The problem has been in the lethargy with which our own economy, marketing, and personal preferences cause the increase in miles per gallon technology to barely increase over the past 20-30 years. New potential gas saving advancements are instead put into faster acceleration or more internal comfort for the passengers such as more 12 volt outputs to power television screens, improve air conditioning, add a better speaker system, keep the car more plush, or just larger and heavier than is necessary.
Just what is happening to the gasoline profits? Think about that for a moment. In a free market universe it's none of our business what the petroleum profiteer does. But what if the oil profiteer decided to make millions of hummers, sell them at a discount, and even offer 3 dollars off on a gallon of gas to every buyer of a hummer? While the odds are that won't happen, there are signs of it with these gas for only 2.99 guarantee offers if you basically buy a new gas guzzling car.
Could the argument be made that we no longer have a "free market society" if the amount of petroleum required for the planet's economy to run is more than can be supplied? Under those conditions, aren't urgent maneuvers the order of the day?

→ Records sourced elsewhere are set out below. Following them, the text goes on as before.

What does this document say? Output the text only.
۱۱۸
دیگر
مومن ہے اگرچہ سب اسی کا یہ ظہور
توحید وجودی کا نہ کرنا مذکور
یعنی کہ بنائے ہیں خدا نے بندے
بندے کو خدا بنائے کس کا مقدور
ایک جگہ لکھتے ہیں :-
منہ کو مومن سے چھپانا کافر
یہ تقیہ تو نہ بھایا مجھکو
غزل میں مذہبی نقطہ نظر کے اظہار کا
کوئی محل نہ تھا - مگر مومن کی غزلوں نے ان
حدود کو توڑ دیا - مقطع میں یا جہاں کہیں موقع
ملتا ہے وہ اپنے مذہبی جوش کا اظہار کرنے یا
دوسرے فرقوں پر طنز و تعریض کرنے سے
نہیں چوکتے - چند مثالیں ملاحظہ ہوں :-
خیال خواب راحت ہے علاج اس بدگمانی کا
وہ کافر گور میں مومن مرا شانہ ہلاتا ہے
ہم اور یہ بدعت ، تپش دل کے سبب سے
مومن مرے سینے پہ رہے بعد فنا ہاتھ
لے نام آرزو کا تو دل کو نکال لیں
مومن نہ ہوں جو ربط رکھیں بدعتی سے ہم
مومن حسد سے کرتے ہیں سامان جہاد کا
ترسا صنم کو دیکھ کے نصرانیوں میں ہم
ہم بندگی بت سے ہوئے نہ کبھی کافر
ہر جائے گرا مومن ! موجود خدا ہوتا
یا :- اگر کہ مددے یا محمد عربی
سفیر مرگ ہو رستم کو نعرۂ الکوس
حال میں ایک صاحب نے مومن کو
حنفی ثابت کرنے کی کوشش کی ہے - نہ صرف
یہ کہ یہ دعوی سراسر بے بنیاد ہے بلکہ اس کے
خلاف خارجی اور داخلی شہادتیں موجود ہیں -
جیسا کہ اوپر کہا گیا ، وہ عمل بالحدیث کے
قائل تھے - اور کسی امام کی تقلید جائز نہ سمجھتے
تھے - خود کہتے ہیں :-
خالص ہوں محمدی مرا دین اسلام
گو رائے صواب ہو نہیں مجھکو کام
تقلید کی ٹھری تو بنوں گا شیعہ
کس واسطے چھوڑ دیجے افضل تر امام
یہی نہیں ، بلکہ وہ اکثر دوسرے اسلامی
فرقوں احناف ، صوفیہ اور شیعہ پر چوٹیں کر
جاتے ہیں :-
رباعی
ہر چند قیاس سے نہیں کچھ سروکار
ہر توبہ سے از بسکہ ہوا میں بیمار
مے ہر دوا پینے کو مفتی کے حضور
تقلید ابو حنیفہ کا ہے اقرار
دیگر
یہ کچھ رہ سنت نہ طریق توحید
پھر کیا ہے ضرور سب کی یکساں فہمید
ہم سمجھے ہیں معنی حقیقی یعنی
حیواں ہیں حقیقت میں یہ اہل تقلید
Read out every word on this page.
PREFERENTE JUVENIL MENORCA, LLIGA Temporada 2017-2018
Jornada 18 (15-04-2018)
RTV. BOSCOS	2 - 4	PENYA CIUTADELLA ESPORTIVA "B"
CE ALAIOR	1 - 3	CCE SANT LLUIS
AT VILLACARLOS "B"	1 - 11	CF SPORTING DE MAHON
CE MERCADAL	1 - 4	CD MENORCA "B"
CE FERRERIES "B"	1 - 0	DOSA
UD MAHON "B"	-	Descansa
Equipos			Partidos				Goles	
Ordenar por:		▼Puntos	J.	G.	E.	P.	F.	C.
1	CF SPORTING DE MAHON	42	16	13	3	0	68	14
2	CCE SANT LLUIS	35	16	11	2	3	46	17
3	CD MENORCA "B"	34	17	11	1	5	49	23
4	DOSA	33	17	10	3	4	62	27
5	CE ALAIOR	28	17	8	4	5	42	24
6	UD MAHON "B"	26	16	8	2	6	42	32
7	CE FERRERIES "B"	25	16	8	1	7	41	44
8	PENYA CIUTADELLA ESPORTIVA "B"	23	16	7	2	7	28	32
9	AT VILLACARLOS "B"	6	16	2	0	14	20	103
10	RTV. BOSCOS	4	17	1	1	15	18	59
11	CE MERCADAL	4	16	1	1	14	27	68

Not if you believe in let the market decide. At some point, the price of gas will become so high that other technologies will be developed. so just let the market decide. But there is a problem with that line of thinking.
If the oil profiteers choose to ignore the development of alternative energy technologies, they actually obstruct it's development. The obstruction comes in the form of purchasing existing, inefficient products that actually increase oil consumption! Anything short of investing ALL of the excess petroleum profits in alternative renewable energy products generated in one form or another by the sun, may be too little too late.
I believe we are in an "either you support alternative energy technologies, or you are against alternative energy technologies" mode, there is no in between. Fighting in Iraq to ensure stability so oil flows becomes a moot point if we don't accelerate our own fight for alternative energy development at a fater rate, especially when the amount of oil the military is using just to stay in Iraq is factored in.